Faites comme Radiguet : désobéissez. Mordez la main qui vous nourrit. La Première Guerre mondiale ? « Quatre ans de grandes vacances » (Le Diable au corps). Éclatez de rire si l’on vous fait le moindre reproche. Moquez-vous de vos amis autant que de vos ennemis. Quittez tout ce qui vous entrave. « Les journées de la semaine prochaine attendent » (poème de 1919). « Encore une année trop courte/ Pour toutes les fêtes à souhaiter » (autre poème de 1919). Soyez travailleur sans cesser de vous amuser. « Malgré l’azur insolent qui nous limite, continuons à charmer les lectrices des magazines anglais » (Les Joues en feu, 1920). L’avantage avec les citations, c’est qu’elles m’évitent de bosser. La paresse rend libre. « Les jours de pluie seraient-ils passés ? Le ciel se referme, vous n’avez pas l’oreille assez fine. » (On dirait Rimbaud ? Eh non, toujours Radiguet, poème en prose de 1920.) J’écris comme Sollers. C’est tout un art de citer l’auteur dont on parle afin de le laisser parler de lui. Apprendre à s’effacer. Disparaître derrière l’original. « L’absence d’amour ! ne nous plaignez pas : on accorde plus de valeur aux bibelots et sentiments, quand ils nous font défaut. » (Conte de mars 1920.)

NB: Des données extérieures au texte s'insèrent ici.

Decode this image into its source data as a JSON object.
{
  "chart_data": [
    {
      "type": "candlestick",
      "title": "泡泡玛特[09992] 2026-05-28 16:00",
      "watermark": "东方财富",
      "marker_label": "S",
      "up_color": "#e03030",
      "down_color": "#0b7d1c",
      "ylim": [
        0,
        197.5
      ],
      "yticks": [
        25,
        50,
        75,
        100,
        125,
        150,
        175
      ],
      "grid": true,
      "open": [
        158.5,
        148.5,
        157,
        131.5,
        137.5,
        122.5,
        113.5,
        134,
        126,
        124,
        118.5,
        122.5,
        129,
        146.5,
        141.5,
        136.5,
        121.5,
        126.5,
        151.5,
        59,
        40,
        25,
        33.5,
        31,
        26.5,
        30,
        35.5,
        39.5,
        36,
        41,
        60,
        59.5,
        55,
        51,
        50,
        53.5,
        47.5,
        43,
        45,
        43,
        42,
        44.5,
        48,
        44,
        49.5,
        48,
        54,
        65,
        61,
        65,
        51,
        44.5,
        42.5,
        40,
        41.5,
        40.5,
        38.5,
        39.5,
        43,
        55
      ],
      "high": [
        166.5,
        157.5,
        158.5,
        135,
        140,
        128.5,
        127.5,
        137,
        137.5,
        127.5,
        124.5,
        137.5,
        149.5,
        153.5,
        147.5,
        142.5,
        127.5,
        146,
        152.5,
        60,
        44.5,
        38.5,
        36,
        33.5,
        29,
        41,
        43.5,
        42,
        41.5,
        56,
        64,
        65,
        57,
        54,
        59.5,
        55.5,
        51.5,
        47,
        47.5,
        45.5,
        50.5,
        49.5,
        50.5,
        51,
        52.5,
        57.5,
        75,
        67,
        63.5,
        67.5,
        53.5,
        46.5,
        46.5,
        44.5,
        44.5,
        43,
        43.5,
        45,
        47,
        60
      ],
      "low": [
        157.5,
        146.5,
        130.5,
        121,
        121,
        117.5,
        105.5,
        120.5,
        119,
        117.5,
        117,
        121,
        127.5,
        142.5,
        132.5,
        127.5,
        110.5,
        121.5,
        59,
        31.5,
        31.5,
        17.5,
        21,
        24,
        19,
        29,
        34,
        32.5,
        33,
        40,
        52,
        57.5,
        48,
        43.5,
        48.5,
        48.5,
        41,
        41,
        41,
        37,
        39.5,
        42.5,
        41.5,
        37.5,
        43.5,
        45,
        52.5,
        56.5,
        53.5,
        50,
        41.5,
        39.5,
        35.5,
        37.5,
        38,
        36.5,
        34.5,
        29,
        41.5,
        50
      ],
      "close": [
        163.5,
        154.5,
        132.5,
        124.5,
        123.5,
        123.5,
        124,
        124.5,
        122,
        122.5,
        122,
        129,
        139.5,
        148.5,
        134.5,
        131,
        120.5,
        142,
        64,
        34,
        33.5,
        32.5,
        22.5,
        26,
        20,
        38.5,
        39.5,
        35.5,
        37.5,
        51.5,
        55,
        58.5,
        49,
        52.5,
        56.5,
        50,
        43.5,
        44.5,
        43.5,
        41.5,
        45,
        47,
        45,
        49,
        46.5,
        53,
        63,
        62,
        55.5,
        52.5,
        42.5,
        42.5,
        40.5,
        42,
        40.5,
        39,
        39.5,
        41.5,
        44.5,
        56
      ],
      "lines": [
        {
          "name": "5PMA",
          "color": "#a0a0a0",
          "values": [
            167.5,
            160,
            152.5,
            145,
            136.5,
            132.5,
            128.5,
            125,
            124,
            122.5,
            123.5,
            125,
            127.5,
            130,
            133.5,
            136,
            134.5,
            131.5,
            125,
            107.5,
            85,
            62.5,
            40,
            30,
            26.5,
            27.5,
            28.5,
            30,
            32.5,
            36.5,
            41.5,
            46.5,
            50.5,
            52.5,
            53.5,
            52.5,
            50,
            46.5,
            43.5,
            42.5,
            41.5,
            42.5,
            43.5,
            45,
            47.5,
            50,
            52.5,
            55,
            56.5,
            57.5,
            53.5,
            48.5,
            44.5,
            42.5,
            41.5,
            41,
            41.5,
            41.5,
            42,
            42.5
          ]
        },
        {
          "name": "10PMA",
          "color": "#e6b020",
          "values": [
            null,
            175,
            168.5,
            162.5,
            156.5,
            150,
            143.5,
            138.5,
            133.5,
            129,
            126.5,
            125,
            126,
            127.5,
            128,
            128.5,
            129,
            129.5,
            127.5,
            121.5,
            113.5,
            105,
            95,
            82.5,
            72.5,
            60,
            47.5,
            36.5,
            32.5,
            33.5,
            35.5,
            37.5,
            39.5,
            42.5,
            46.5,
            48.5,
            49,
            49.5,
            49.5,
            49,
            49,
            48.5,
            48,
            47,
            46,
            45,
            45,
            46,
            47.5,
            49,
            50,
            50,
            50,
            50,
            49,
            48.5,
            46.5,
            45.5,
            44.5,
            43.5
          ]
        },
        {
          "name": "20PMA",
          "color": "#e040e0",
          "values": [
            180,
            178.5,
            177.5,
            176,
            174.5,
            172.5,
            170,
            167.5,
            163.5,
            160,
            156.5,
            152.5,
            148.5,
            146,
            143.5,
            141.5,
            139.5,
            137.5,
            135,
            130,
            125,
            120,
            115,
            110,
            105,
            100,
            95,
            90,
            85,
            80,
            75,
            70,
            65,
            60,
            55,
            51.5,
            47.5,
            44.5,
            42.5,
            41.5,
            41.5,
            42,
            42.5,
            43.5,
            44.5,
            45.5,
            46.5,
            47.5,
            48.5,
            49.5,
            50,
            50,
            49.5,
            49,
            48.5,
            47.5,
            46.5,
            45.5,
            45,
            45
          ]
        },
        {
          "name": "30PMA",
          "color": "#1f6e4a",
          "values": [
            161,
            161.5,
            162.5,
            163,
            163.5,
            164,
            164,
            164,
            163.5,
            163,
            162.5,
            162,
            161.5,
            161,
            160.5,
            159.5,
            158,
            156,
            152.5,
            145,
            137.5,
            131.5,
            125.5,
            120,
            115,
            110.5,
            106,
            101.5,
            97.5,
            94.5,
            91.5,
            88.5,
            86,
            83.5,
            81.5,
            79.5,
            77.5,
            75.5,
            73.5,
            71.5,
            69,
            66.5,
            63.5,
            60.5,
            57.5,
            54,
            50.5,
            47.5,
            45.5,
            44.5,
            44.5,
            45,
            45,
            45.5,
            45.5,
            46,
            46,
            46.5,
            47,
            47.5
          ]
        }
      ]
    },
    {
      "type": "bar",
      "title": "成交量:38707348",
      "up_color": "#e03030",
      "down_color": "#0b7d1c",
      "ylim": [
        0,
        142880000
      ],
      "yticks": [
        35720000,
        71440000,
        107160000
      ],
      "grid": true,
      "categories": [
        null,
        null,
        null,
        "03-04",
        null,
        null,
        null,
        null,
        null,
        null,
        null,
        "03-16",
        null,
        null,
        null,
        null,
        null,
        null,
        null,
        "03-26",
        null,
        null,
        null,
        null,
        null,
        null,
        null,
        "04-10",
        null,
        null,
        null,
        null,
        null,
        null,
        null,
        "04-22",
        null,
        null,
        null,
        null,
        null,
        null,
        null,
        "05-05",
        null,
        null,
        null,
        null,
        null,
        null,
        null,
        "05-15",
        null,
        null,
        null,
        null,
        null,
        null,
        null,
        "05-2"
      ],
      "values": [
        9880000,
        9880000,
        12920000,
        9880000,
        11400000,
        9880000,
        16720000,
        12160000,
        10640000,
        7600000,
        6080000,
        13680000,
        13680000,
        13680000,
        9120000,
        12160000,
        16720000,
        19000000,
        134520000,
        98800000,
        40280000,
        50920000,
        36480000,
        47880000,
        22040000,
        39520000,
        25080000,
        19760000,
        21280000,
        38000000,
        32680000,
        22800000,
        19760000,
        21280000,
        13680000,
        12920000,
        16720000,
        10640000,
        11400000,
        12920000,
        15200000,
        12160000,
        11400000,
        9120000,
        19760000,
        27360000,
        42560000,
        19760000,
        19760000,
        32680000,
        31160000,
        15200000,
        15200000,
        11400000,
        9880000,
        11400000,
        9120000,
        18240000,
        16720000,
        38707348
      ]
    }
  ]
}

On connaissait Le Diable au corps (François se tape la fiancée du soldat inconnu, et la largue dès qu’elle est enceinte) et Le Bal du comte d’Orgel (remake de La Princesse de Clèves et du Lys dans la vallée : lors d’un bal, François tombe amoureux d’une femme mariée mais ne couche jamais avec elle), chefs-d’œuvre faussement classiques et vraiment précieux, décrivant des amours impossibles, torturées par l’excès de psychologie. Radiguet a dit une chose très importante sur l’écriture : « La discipline que doit s’infliger tout écrivain qui a une personnalité, c’est de rechercher la banalité. » Il n’en a pas toujours tenu compte, mais c’est une remarque fondamentale sur laquelle Simenon a bâti toute son œuvre.
La nouvelle compil’ des œuvres de Raymond Radiguet en Livre de Poche nous permet de découvrir un poète léger, un journaliste insolent, un auteur dramatique pas théâtral, un écrivain moins éphémère que sa durée de vie. Un autre Rimbaud, qui aurait remplacé l’Abyssinie par les bars de Montparnasse, et Verlaine par Cocteau. « Nous étions des enfants, debout sur une chaise » (Le Diable au corps). Jean Cocteau est émerveillé par l’adolescent perpétuel : il aura le courage de reconnaître que cet élève est devenu son maître.
La jeunesse est impardonnable, et l’Art injuste. Radiguet est un sale gosse bourré qui se drogue au Bœuf sur le Toit, rue Boissy-d’Anglas, pour faire mieux que ses copains Satie, Max Jacob, Picasso, Diaghilev. Et en plus, il a l’outrecuidance de mourir tôt pour mieux les encombrer de sa postérité. « Le bonheur est égoïste » (Le Diable au corps). On voudrait que les artistes soient des gens gentils ? Ce sont des monstres innocents.
Le James Dean de la littérature française. « Un enfant après la course, seul au monde, assis dans une gloire, les joues en feu » (Cocteau). « Petit être myope, habituellement silencieux, qui promenait son visage de marbre au milieu des conversations et des rires » (Nimier). « Monsieur, c’est un enfant avec une canne… » (Justin, le valet de chambre de Cocteau). « Un bolide indolent » (Paul Morand). « Il jette sa vie par les fenêtres » (Renaud Matignon). « Drôle de métier que celui de météore » (François Bott). Oui, Raymond Radiguet (18 juin 1903-12 décembre 1923) est une étoile filante : par conséquent, quand on le lit, il faut faire un vœu. Premiers poèmes publiés en 1918, à l’âge de 15 ans ; puis petits reportages et échos dans la presse ; un opéra-comique, une pièce de théâtre, et déjà Le Diable au corps, son premier roman, écrit à 17 ans, paraît chez Bernard Grasset en 1923. Quant au Bal du comte d’Orgel, il sera posthume (et peut-être rewrité par Cocteau), la fièvre typhoïde l’ayant emporté, son œuvre à peine achevée. S’il avait vécu quatre-vingts ans, Radiguet serait-il devenu laid et barbant comme tout le monde ? On ne le saura jamais. Tel est le principal avantage de mourir jeune : on vieillit moins longtemps.